Bill ClintonAMANA, Iowa, 4:26 p.m. — Bill Clinton is 26 minutes late. He was supposed to arrive in Amana at 4 o’clock to address a crowd of bundled-up Iowans at this small outpost 10 miles off I-80. So now we’re sitting in this corrugated metal structure that gets a degree colder every time someone opens the door. A cluster of twenty-something Hillary staffers stand in the corner in ankle-length coats, clutching clipboards and looking around nervously. One of them clearly looks like D.C., but a couple others are wearing enough Carhartt to pass for native Iowans.

Finally a voice breaks through an ambient Fleetwood Mac tune and announces the arrival of Chrissie Vilsack — the wife of former Governor Tom Vilsack — and President Clinton. The crowd rises to its feet.

“I was watching the football games on the way over,” the former president begins. “And I was watching this kicker in the fourth quarter of the game and thinking, ‘That’s how the Iowa caucus-goers are going to feel on Thursday.’ On caucus night, the whole future of the world is on your shoulders — don’t feel any pressure at all.”

Clinton’s pitch on behalf of Hillary sounds practiced and comfortable. “Now listen up,” he tells the assembled voters, “because this is important.” And then he proceeds to explain the four qualities — vision, ability to follow through, past experience and strength and compassion — Clinton believes are needed in the next president, and how Hillary fits the bill.

Predictably enough, many of the same themes heard in the stump speeches of John Edwards and Barack Obama also make an appearance in Clinton’s oration. The need for stronger health care, but also stronger “wellness promotion.” How our dependence on foreign oil can’t be sustained and how the process of alternative-energy development will stimulate the economy. How to maintain a strong military but still be judicious in its use.

When Clinton takes the podium, it seems as though a sense of calm descends on the room. It’s almost as if, for 60 minutes, the crowd is willing to forget about the problems of the Bush administration and reminisce with President Clinton about the good ol’ days of the 1990s. Clinton, too, seems to understand that sense of hindsight.

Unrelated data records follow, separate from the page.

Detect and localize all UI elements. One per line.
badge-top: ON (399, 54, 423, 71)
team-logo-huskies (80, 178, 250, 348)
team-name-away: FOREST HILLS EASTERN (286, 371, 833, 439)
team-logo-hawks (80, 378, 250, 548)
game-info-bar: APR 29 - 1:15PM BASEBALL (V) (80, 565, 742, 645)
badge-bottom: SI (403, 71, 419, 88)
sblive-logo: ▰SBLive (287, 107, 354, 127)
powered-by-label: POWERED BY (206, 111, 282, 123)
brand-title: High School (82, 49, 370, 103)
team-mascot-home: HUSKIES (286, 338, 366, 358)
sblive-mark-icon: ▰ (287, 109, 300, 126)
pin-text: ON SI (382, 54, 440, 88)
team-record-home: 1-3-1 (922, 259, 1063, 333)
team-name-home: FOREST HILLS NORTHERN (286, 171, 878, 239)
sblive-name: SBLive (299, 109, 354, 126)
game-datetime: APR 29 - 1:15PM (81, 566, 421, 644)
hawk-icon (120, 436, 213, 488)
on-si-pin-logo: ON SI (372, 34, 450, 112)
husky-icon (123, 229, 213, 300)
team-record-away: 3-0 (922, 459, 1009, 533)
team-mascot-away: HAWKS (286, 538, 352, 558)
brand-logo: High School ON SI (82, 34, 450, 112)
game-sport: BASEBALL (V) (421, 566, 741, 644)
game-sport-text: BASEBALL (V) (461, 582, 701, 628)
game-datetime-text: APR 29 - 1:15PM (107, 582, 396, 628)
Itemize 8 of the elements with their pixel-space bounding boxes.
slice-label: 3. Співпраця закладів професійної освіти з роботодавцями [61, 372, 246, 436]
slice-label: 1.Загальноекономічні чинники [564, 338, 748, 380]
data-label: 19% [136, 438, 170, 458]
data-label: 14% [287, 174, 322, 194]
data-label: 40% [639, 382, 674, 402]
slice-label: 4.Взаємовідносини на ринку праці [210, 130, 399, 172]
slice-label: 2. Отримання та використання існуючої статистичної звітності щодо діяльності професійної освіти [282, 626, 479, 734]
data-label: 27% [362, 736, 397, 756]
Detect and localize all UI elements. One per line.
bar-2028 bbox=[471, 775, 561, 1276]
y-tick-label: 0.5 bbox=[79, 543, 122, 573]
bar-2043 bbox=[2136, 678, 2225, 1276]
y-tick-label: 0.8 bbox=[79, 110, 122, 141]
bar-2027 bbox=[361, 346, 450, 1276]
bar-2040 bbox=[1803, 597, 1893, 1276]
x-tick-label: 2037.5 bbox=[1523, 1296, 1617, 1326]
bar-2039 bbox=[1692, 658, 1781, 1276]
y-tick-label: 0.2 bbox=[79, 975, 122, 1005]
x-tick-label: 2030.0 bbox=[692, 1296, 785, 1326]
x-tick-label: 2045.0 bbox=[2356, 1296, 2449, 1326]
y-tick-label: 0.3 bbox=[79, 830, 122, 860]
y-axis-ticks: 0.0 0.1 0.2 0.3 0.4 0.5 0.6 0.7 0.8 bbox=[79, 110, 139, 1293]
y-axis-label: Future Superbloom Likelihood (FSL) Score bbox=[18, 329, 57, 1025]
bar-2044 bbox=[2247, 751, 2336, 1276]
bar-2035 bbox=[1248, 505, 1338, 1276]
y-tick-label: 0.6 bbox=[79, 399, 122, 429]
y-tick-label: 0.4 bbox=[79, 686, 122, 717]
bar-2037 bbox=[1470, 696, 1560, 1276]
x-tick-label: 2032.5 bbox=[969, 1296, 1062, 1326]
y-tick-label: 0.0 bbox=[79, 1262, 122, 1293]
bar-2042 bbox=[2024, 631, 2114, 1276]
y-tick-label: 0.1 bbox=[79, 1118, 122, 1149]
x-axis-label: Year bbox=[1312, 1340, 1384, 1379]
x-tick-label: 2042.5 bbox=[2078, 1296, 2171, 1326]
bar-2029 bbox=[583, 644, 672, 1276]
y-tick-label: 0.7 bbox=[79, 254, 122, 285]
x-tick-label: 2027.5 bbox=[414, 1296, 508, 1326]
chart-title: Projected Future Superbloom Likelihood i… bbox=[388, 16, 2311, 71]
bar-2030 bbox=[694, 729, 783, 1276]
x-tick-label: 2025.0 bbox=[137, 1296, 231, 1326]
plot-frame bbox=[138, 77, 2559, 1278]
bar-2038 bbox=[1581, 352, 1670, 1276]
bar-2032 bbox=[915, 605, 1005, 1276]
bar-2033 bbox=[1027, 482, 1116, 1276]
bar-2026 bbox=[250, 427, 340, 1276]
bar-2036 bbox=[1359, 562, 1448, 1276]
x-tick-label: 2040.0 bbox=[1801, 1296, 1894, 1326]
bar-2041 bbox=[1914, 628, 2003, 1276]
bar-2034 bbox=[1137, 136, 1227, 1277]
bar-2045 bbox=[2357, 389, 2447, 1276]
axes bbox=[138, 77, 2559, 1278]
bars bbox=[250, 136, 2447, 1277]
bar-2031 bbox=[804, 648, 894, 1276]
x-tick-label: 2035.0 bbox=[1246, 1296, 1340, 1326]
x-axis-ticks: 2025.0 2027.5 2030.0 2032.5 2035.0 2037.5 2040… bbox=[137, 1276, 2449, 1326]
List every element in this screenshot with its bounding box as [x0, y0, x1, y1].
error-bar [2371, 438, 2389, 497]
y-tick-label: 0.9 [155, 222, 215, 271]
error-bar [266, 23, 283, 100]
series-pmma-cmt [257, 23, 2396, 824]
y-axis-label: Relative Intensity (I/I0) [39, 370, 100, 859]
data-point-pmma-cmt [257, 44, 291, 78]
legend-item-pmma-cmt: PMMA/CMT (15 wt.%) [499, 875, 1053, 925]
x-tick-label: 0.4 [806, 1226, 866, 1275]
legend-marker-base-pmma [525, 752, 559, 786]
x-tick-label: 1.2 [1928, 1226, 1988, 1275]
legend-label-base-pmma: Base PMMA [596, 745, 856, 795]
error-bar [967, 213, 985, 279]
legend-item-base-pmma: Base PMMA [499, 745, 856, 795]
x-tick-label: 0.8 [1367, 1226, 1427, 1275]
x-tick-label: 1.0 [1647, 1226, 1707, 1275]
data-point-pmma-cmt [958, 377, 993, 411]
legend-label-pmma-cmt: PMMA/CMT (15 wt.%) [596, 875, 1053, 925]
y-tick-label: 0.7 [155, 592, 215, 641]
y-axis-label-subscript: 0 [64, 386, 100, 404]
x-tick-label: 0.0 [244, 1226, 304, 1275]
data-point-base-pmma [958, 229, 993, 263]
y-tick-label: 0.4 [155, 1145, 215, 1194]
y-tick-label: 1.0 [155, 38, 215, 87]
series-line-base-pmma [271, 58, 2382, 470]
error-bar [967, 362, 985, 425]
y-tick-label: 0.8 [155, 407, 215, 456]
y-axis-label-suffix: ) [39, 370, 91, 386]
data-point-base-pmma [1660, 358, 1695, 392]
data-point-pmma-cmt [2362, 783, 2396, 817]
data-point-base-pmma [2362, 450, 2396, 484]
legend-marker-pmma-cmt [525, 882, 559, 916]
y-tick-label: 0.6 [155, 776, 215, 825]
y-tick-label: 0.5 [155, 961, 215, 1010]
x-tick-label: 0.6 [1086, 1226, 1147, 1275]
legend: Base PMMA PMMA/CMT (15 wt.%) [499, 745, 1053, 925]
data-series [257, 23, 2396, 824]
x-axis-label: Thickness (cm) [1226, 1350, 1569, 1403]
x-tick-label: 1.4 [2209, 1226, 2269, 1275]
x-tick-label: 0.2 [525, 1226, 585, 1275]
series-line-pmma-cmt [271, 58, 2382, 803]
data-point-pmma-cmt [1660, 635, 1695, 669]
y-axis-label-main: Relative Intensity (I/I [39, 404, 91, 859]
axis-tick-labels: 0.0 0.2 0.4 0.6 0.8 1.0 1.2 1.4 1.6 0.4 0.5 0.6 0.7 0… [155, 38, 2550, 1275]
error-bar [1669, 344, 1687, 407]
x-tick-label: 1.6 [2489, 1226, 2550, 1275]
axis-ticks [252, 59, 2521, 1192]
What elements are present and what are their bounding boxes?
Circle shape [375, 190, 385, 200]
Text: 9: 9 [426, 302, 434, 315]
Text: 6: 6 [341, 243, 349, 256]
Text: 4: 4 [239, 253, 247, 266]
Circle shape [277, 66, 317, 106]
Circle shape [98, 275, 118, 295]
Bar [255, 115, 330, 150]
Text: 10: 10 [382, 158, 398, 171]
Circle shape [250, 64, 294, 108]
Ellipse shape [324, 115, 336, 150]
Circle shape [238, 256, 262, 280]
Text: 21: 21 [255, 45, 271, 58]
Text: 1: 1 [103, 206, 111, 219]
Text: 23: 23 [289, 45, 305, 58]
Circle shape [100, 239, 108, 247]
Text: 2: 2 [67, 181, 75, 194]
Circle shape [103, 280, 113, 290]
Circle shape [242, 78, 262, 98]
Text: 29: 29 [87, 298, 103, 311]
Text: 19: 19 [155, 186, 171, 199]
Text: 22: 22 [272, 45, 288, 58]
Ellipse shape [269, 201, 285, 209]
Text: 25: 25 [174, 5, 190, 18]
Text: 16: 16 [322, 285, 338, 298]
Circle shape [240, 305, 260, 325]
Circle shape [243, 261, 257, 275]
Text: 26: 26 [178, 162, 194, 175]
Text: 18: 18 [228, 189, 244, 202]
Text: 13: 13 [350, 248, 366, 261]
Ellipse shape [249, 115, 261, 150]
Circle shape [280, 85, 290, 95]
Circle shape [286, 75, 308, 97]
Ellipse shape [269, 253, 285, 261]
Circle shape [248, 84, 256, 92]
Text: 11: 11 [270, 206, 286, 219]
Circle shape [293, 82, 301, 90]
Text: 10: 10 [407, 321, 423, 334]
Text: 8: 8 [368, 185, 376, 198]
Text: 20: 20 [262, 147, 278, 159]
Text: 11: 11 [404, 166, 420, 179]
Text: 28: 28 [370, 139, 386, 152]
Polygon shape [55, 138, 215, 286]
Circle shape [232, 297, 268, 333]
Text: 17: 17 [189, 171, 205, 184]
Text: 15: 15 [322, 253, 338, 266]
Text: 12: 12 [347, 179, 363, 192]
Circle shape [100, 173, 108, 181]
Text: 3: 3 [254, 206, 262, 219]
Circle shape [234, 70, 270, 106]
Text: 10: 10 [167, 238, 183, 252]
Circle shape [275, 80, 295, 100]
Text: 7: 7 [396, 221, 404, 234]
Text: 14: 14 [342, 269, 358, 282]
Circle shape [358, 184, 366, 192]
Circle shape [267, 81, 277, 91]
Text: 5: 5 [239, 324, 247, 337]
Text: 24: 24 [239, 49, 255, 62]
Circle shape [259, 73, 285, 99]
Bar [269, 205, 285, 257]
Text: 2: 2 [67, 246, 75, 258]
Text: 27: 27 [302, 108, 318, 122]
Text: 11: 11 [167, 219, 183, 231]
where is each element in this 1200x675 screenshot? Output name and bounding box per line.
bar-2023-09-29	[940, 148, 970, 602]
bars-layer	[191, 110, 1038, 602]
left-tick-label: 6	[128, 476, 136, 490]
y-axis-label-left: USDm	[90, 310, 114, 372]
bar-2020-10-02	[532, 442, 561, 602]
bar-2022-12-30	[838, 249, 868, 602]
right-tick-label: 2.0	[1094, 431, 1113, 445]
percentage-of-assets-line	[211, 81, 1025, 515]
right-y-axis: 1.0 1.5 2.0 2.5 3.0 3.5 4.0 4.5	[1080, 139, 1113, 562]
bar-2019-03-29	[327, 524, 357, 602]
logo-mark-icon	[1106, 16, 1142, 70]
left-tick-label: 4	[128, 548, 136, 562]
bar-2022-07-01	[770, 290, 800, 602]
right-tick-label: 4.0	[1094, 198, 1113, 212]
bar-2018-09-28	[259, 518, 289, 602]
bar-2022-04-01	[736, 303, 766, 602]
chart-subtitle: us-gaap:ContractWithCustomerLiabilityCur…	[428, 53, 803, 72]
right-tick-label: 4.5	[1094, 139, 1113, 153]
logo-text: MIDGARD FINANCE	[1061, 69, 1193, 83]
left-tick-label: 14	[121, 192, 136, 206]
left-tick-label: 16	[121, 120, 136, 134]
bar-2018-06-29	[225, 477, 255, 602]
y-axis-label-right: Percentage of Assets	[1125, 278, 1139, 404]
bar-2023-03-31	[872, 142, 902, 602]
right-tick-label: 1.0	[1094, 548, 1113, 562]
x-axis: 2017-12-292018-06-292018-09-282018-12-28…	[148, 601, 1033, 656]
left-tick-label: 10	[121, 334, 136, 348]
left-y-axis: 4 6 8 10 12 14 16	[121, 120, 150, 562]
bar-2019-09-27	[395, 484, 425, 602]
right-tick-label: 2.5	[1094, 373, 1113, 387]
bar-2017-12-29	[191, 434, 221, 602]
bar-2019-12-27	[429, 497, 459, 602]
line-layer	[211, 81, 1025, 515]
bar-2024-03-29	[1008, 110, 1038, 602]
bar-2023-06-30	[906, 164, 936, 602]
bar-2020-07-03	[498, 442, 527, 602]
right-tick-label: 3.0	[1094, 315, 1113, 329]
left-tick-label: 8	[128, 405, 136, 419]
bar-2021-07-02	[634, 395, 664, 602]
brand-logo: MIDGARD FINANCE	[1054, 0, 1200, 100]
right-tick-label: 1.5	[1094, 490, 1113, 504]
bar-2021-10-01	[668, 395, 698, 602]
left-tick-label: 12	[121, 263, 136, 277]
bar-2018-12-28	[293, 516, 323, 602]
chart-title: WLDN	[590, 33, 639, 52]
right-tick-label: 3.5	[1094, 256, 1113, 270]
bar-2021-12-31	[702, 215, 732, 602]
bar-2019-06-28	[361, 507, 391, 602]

It doesn’t take much interpretation to read a little “I told you so” into lines like, “When President Bush ran under that soothing rubric of compassionate conservatism, he basically said, ‘Vote for me and I will reverse everything Clinton did,’” the former president says. “He was quite candid about it. Once in office, he set about doing just that, and I believe this country is not better off.”

I’m curious to find out whether the sense I get is shared by other members of the audience, but Matt and I have to run — it’s 103 miles to Des Moines and the Huck & Chuck event starts in an hour and a half.